Chief Joseph led his band of Nez Perce during the most tumultuous period in their history, when they were forcibly removed by the United States federal government from their ancestral lands in the Wallowa Valley of northeastern Oregon onto a significantly reduced reservation in the Idaho Territory.

In 1879, Chief Joseph went to Washington, D.C. to meet with President Rutherford Hayes and plead his people's case to leave the Idaho reservation and return to the homeland in the Pacific Northwest. Finally in 1885, he and his people were granted permission to return to the Pacific Northwest to settle on another reservation around Kooskia, Idaho. Instead they were taken to the Colville Indian Reservation in Nespelem, Washington, far from both their homelands in the Wallowa Valley.

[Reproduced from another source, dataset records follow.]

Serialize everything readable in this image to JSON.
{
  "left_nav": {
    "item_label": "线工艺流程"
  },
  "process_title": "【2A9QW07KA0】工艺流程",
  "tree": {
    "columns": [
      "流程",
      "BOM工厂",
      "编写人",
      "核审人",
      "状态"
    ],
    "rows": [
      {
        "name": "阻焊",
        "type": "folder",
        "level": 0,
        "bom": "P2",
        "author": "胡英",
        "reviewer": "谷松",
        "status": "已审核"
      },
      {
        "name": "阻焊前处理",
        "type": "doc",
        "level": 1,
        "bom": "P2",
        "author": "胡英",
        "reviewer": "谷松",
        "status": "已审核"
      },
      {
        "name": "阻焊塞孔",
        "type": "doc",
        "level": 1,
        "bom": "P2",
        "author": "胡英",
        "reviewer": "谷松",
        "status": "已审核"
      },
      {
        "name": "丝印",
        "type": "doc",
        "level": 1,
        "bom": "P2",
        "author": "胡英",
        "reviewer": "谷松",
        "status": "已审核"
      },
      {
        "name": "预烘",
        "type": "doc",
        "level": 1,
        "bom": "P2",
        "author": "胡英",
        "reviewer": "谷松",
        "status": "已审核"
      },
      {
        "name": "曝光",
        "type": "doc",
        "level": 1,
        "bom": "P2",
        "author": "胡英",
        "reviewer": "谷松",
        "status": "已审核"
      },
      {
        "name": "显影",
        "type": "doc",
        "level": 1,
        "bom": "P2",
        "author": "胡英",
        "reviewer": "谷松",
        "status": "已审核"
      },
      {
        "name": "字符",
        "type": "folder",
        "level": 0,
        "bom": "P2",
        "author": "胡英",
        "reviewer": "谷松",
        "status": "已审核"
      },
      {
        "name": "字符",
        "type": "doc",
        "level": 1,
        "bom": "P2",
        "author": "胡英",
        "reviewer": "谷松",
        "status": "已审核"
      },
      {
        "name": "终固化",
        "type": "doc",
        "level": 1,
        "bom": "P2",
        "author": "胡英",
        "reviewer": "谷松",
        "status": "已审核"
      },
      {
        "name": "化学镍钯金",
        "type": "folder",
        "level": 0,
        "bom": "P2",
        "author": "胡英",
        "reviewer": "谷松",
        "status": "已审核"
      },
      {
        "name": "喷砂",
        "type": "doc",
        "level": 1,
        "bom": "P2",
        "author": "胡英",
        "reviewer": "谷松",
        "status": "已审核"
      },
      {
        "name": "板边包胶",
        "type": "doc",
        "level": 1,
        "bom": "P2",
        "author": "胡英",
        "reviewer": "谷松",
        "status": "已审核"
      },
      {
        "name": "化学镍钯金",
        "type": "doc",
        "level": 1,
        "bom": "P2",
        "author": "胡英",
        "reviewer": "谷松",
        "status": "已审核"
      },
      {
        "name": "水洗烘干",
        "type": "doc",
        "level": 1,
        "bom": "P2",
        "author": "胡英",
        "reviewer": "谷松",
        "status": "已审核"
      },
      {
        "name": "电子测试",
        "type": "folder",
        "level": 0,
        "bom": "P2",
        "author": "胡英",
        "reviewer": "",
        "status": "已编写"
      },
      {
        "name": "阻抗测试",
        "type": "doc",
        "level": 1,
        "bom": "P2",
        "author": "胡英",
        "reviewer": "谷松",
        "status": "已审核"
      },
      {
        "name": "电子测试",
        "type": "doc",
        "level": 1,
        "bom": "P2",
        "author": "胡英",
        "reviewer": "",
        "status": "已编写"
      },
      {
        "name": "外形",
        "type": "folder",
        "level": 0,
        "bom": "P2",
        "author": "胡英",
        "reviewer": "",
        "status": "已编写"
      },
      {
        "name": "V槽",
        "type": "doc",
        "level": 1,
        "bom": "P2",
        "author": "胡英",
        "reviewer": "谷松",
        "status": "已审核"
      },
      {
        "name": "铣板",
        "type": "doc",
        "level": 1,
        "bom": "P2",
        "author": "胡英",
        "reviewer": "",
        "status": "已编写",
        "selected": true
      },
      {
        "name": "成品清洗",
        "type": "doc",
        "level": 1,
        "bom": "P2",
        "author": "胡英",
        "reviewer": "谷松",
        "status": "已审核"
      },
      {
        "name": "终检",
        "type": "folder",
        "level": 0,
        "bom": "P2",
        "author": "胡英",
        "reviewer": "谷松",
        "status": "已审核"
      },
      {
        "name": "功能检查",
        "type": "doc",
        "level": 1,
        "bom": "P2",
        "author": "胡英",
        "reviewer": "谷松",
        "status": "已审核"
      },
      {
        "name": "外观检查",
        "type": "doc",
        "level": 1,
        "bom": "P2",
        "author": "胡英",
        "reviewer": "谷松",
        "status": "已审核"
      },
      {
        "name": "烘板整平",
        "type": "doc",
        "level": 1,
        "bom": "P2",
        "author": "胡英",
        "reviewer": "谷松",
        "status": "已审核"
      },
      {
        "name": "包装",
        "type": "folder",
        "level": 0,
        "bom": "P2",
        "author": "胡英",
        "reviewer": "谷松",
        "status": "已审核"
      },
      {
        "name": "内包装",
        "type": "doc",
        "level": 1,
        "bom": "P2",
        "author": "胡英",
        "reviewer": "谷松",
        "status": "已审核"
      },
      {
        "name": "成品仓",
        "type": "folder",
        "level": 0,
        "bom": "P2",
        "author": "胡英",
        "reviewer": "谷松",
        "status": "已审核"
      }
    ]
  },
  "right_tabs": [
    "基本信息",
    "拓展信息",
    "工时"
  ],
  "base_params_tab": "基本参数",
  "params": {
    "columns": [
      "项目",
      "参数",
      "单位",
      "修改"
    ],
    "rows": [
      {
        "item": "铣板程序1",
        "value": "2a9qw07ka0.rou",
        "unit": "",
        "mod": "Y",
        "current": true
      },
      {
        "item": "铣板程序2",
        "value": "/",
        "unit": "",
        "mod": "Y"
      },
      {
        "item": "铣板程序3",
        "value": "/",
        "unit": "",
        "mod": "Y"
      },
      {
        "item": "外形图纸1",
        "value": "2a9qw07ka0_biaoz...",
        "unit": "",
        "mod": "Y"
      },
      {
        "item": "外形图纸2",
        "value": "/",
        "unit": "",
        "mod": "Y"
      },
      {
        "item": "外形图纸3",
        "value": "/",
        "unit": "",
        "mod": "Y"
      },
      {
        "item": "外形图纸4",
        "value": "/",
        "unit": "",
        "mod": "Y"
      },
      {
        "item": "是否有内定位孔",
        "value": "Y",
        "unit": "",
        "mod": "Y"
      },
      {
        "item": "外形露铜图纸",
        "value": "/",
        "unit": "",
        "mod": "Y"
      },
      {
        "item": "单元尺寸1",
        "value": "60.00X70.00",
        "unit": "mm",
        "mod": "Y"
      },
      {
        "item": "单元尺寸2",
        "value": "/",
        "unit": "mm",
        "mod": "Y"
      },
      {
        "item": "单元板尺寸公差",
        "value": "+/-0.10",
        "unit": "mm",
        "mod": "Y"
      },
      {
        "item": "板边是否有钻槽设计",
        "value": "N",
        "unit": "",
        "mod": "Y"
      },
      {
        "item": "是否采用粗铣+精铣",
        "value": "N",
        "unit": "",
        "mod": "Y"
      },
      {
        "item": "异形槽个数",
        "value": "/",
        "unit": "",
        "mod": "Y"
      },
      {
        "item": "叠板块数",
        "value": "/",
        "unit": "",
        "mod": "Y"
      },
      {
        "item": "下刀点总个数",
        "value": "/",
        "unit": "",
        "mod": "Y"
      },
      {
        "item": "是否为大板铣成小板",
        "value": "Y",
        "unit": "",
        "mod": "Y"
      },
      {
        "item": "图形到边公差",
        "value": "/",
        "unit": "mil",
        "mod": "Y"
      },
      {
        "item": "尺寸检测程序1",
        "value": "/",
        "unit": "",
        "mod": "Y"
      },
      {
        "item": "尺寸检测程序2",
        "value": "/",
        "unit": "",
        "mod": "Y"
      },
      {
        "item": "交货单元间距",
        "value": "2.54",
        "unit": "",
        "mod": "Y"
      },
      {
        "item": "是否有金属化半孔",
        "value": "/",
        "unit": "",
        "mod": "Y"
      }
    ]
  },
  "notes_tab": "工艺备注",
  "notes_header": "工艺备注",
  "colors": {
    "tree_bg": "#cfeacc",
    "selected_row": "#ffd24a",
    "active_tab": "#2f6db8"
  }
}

Again in 1903, Chief Joseph visited President Theodoore Roosevelt in Washington, D.C. to again petition the government. Everywhere he went, it was to make a plea for what remained of his people to be returned to their home in the Wallowa Valley, but it never happened.

An indomitable voice of conscience, in September 1904, still in exiled from his homeland, Chief Joseph died, according to his doctor, "of a broken heart". His family buried their Chief near the village of Nespelem, Washington.